President Joe Biden battles high inflation

The employment market slowed in May, with 390,000 new positions generated, the slowest rate of growth in a year but still above expectations and coming as President Joe Biden confronts high inflation and rising interest rates.

The unemployment rate stayed constant at 3.6 percent, according to the US Bureau of Labor Statistics on Friday.

Economists predicted that the number would be lower than the 428,000 jobs added in March and April, but the expected number for May was 325,000.

The 390,000 jobs created exceeded expectations. While it is a healthy jobs number, it marks the end of a 12-month streak in which job growth exceeded 400,000.

The figure is seen as a reflection of a still-healthy labor market, despite concerns that the economy will deteriorate after the Federal Reserve raised a key interest rate to combat inflation.

President Biden is under intense pressure to act on skyrocketing food, gas, and other commodity prices ahead of the November election.

Economists predict slower job growth now that the United States has recovered 95 percent of the jobs lost during the first two months of the covid pandemic.

The labor market had seen fierce competition for workers due to labor shortages, which resulted in wage increases as workers were slow to return to work following the Great Shutdown.

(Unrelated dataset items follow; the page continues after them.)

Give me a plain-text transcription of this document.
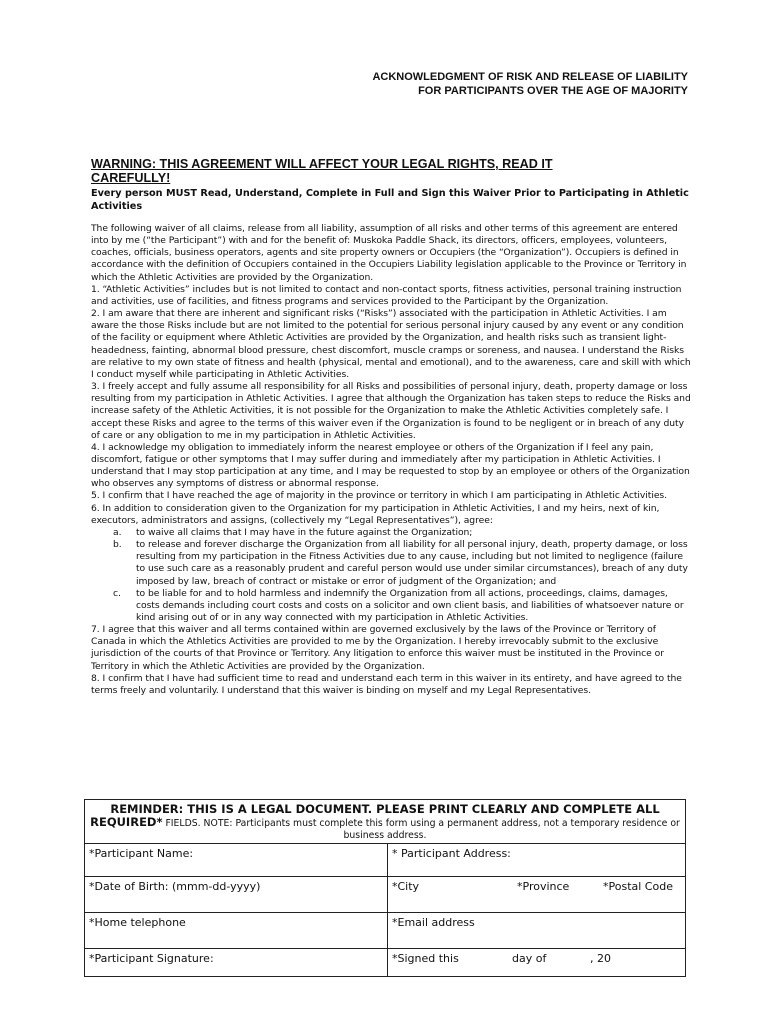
ACKNOWLEDGMENT OF RISK AND RELEASE OF LIABILITY
FOR PARTICIPANTS OVER THE AGE OF MAJORITY
WARNING: THIS AGREEMENT WILL AFFECT YOUR LEGAL RIGHTS, READ IT CAREFULLY!
Every person MUST Read, Understand, Complete in Full and Sign this Waiver Prior to Participating in Athletic Activities

The following waiver of all claims, release from all liability, assumption of all risks and other terms of this agreement are entered into by me (“the Participant”) with and for the benefit of: Muskoka Paddle Shack, its directors, officers, employees, volunteers, coaches, officials, business operators, agents and site property owners or Occupiers (the “Organization”). Occupiers is defined in accordance with the definition of Occupiers contained in the Occupiers Liability legislation applicable to the Province or Territory in which the Athletic Activities are provided by the Organization.

1. “Athletic Activities” includes but is not limited to contact and non-contact sports, fitness activities, personal training instruction and activities, use of facilities, and fitness programs and services provided to the Participant by the Organization.

2. I am aware that there are inherent and significant risks (“Risks”) associated with the participation in Athletic Activities. I am aware the those Risks include but are not limited to the potential for serious personal injury caused by any event or any condition of the facility or equipment where Athletic Activities are provided by the Organization, and health risks such as transient light-headedness, fainting, abnormal blood pressure, chest discomfort, muscle cramps or soreness, and nausea. I understand the Risks are relative to my own state of fitness and health (physical, mental and emotional), and to the awareness, care and skill with which I conduct myself while participating in Athletic Activities.

3. I freely accept and fully assume all responsibility for all Risks and possibilities of personal injury, death, property damage or loss resulting from my participation in Athletic Activities. I agree that although the Organization has taken steps to reduce the Risks and increase safety of the Athletic Activities, it is not possible for the Organization to make the Athletic Activities completely safe. I accept these Risks and agree to the terms of this waiver even if the Organization is found to be negligent or in breach of any duty of care or any obligation to me in my participation in Athletic Activities.

4. I acknowledge my obligation to immediately inform the nearest employee or others of the Organization if I feel any pain, discomfort, fatigue or other symptoms that I may suffer during and immediately after my participation in Athletic Activities. I understand that I may stop participation at any time, and I may be requested to stop by an employee or others of the Organization who observes any symptoms of distress or abnormal response.

5. I confirm that I have reached the age of majority in the province or territory in which I am participating in Athletic Activities.

6. In addition to consideration given to the Organization for my participation in Athletic Activities, I and my heirs, next of kin, executors, administrators and assigns, (collectively my “Legal Representatives”), agree:

a.	to waive all claims that I may have in the future against the Organization;
b.	to release and forever discharge the Organization from all liability for all personal injury, death, property damage, or loss resulting from my participation in the Fitness Activities due to any cause, including but not limited to negligence (failure to use such care as a reasonably prudent and careful person would use under similar circumstances), breach of any duty imposed by law, breach of contract or mistake or error of judgment of the Organization; and
c.	to be liable for and to hold harmless and indemnify the Organization from all actions, proceedings, claims, damages, costs demands including court costs and costs on a solicitor and own client basis, and liabilities of whatsoever nature or kind arising out of or in any way connected with my participation in Athletic Activities.

7. I agree that this waiver and all terms contained within are governed exclusively by the laws of the Province or Territory of Canada in which the Athletics Activities are provided to me by the Organization. I hereby irrevocably submit to the exclusive jurisdiction of the courts of that Province or Territory. Any litigation to enforce this waiver must be instituted in the Province or Territory in which the Athletic Activities are provided by the Organization.

8. I confirm that I have had sufficient time to read and understand each term in this waiver in its entirety, and have agreed to the terms freely and voluntarily. I understand that this waiver is binding on myself and my Legal Representatives.

REMINDER: THIS IS A LEGAL DOCUMENT. PLEASE PRINT CLEARLY AND COMPLETE ALL
REQUIRED* FIELDS. NOTE: Participants must complete this form using a permanent address, not a temporary residence or business address.
*Participant Name:	* Participant Address:
*Date of Birth: (mmm-dd-yyyy)	*City	*Province	*Postal Code
*Home telephone	*Email address
*Participant Signature:	*Signed this	day of	, 20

Forecasters, though, believe the market has reached an equilibrium as the country recovers from the pandemic.

According to the ADP National Employment Report, published on Thursday morning, private payroll job growth slowed last month, as expected for the May jobs report.

According to Refinitiv, companies added 128,000 jobs in May, falling far short of the 300,000 increase predicted by economists.

The slowdown was the worst month since April 2020, when the pandemic took hold and the country went into a massive economic shutdown.

‘The job growth rate of hiring has tempered across all industries, while small businesses remain a source of concern as they struggle to keep up with larger firms that have been booming as of late.’

There was more promising information elsewhere.

The number of Americans filing new unemployment claims unexpectedly declined last week as labor demand remained high.

The Labor Department’s weekly unemployment claims report, released on Thursday, also indicated that state jobless benefit rolls fell to their lowest level since 1969 in the second half of May.